Yunan hükümeti, son dönemde gerçekleştirdiği tahvil ihraçlarıyla, yüzde 6’lık faizle bile borçlanabileceğini herkese gösterdi. Ancak, kamu borcu dinamiklerine bakarak bir hesaplama yaptığınızda, ülkenin önünde sonunda borcunu ödeyemeyeceği gerçeğiyle karşılaşıyorsunuz.
Atina hükümetinin borç krizini önlemek için büyük çaplı bir önlem paketine ihtiyacı var. İskandinav ülkeleri 1980’li ve 1990’lı yıllarda, benzer büyüklükte önlem paketleri hazırlamış ve neticesinde başarıya ulaşmışlardı. Ancak onların iki büyük avantajı vardı. O tarihlerde küresel ekonomide bu kadar büyük daralma yoktu ve bu ülkeler, para birimlerinin değerini düşürerek, rekabet gücünü artırabildi.
Ancak, Yunanistan için aynı koşullar geçerli değil. Büyük bir parasal birliğin üyesi olarak Yunanistan bunu, fiyatların diğer ülkelere kıyasla düştüğü bir ortamda yapmaya çalışacak ve bu sonuçta ülkede deflasyon sürecini de beraberinde getirecek.

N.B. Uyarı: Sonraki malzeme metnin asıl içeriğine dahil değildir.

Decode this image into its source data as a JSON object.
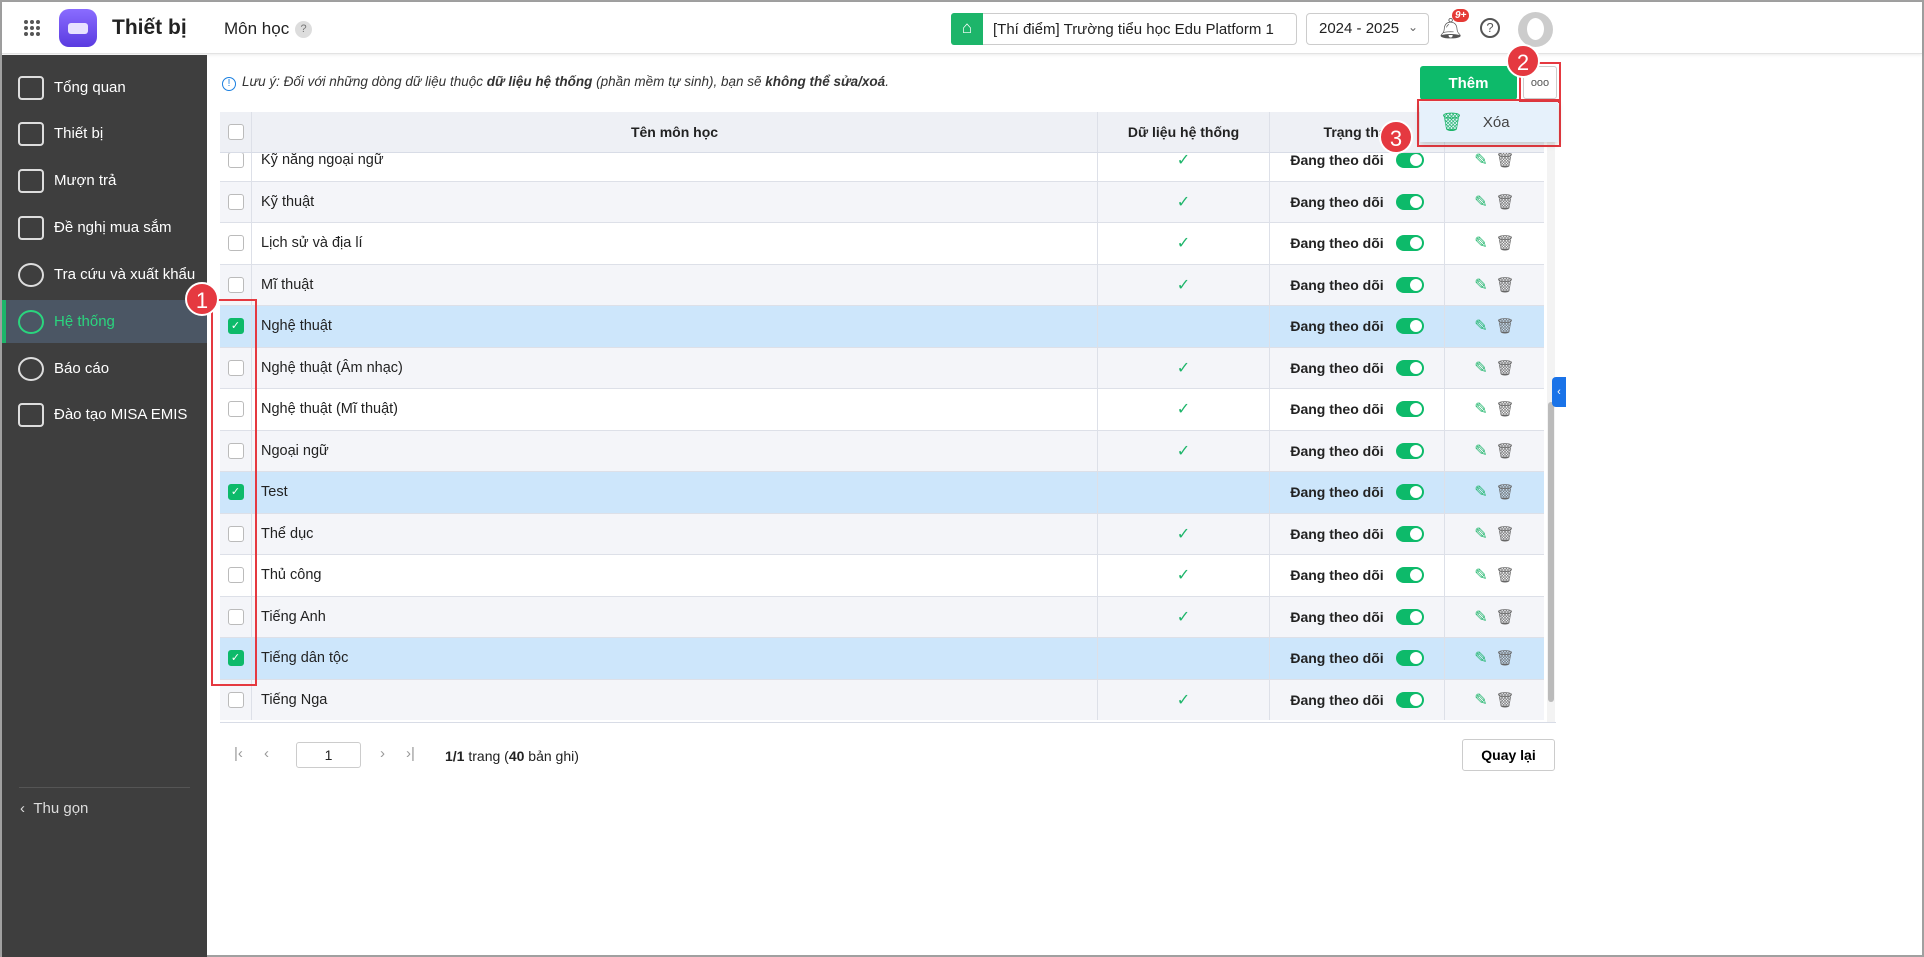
{
  "header": {
    "app_title": "Thiết bị",
    "page_title": "Môn học",
    "help_mark": "?",
    "school": "[Thí điểm] Trường tiểu học Edu Platform 1",
    "year": "2024 - 2025",
    "notif_badge": "9+",
    "help_icon": "?"
  },
  "sidebar": {
    "items": [
      {
        "label": "Tổng quan"
      },
      {
        "label": "Thiết bị"
      },
      {
        "label": "Mượn trả"
      },
      {
        "label": "Đề nghị mua sắm"
      },
      {
        "label": "Tra cứu và xuất khẩu"
      },
      {
        "label": "Hệ thống"
      },
      {
        "label": "Báo cáo"
      },
      {
        "label": "Đào tạo MISA EMIS"
      }
    ],
    "collapse": "Thu gọn"
  },
  "note": {
    "prefix": "Lưu ý: Đối với những dòng dữ liệu thuộc ",
    "bold1": "dữ liệu hệ thống",
    "mid": " (phần mềm tự sinh), bạn sẽ ",
    "bold2": "không thể sửa/xoá",
    "end": "."
  },
  "toolbar": {
    "add": "Thêm",
    "more": "ooo",
    "menu_delete": "Xóa"
  },
  "annotations": [
    "1",
    "2",
    "3"
  ],
  "table": {
    "headers": [
      "Tên môn học",
      "Dữ liệu hệ thống",
      "Trạng thái"
    ],
    "rows": [
      {
        "name": "Kỹ năng ngoại ngữ",
        "system": true,
        "checked": false,
        "status": "Đang theo dõi"
      },
      {
        "name": "Kỹ thuật",
        "system": true,
        "checked": false,
        "status": "Đang theo dõi"
      },
      {
        "name": "Lịch sử và địa lí",
        "system": true,
        "checked": false,
        "status": "Đang theo dõi"
      },
      {
        "name": "Mĩ thuật",
        "system": true,
        "checked": false,
        "status": "Đang theo dõi"
      },
      {
        "name": "Nghệ thuật",
        "system": false,
        "checked": true,
        "status": "Đang theo dõi"
      },
      {
        "name": "Nghệ thuật (Âm nhạc)",
        "system": true,
        "checked": false,
        "status": "Đang theo dõi"
      },
      {
        "name": "Nghệ thuật (Mĩ thuật)",
        "system": true,
        "checked": false,
        "status": "Đang theo dõi"
      },
      {
        "name": "Ngoại ngữ",
        "system": true,
        "checked": false,
        "status": "Đang theo dõi"
      },
      {
        "name": "Test",
        "system": false,
        "checked": true,
        "status": "Đang theo dõi"
      },
      {
        "name": "Thể dục",
        "system": true,
        "checked": false,
        "status": "Đang theo dõi"
      },
      {
        "name": "Thủ công",
        "system": true,
        "checked": false,
        "status": "Đang theo dõi"
      },
      {
        "name": "Tiếng Anh",
        "system": true,
        "checked": false,
        "status": "Đang theo dõi"
      },
      {
        "name": "Tiếng dân tộc",
        "system": false,
        "checked": true,
        "status": "Đang theo dõi"
      },
      {
        "name": "Tiếng Nga",
        "system": true,
        "checked": false,
        "status": "Đang theo dõi"
      }
    ]
  },
  "pagination": {
    "page": "1",
    "page_info": "1/1",
    "page_word": " trang (",
    "total": "40",
    "total_suffix": " bản ghi)"
  },
  "footer": {
    "back": "Quay lại"
  }
}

Deflasyon sürecinde ülkenin kamu borç stokunu azaltma çabaları nominal büyüme oranını da negatif seviyelere çekecek. Bu da hem kamu borcunun hem de özel sektör borcunu azaltmayı öngören planı tehlikeye sokacaktır.
Bu gelişmeler ışığında, Başbakan Yorgo Papandreu’nun bütün çabalarına rağmen, ülkenin borcunun gayri safi milli hasılaya oranını istikrarlı bir noktada dengelemesi imkansız hale gelecek.
YAPILACAK BEŞ ŞEY
Yunanistan’ın bu sıkıntıdan kurtulmak için yapabileceği beş şey var. Bunlardan ilki ve belki de en iyimser olanı, euronun değerinde önemli ölçüde düşüş görülmesi. Yani, euro dolar paritesini aşağıya geçmek. Bu, euro bölgesi genelinde de güçlü bir iyileşme ile yan yana geldiğinde en iyi koşulu yaratacaktır.
İkinci olarak, Yunanistan Avrupa Birliği (AB) ve Uluslararası Para Fonu’ndan düşük faiz oranlarıyla kredi alabilir. Büyük bir borç krizini engellemek özel sektör borcunda yeniden yapılandırmaya gidilmesi Atina hükümeti için üçüncü bir tercih.
Euro bölgesinden çıkmak dördüncü seçenekken, Atina hükümetinin son tercihi borçlarını ödeyemeyip, iflas etmek olacak.
Bu seçenekler tek tek değerlendirildiğinde, birinci tercihin gerçekleşmesinin imkansız olduğu görülüyor. İkinci tercih AB tarafından bertaraf edildi. Üçüncü tercih için Avrupalı bankalardan destek alınması gerekecek ancak böyle bir şey pek olası görünmüyor. Dördüncü seçenek Almanları fazlasıyla memnun eder ancak Yunanlılar euro bölgesinden çıkacak kadar 'aptal’ değil.
En nihayetinde Atina hükümetinin elinde sadece borcunu ödeyememe seçeneği kalıyor. Ancak Yunanistan’ın borcunu ödeyememesi, euro bölgesi içinde domino etkisi yaratacaktır. Çünkü İspanya ve Portekiz’in de benzer sorunlar yaşanıyor.
ŞİMDİLİK KURTULABİLİR
Yunanistan şimdilik, mükemmel borç yönetimi sayesinde büyük bir krizden kurtulabilir. Ancak, AB’nin ekonomi politiği göz önünde bulundurulduğunda, bu durum büyük bir dezavantaj yaratabilir.
Çünkü AB liderleri sadece krizin kaçınılmaz olduğu noktada devreye girme sözü verdi. Yunanistan’ın likidite pozisyonunun, borç ödeyebilme pozisyonundan daha iyi olması insanları aldatsa da ülke aşamalı ve pek de dikkat çekmeyen bir süreçte borcunu ödeyemeyecek gibi görünüyor.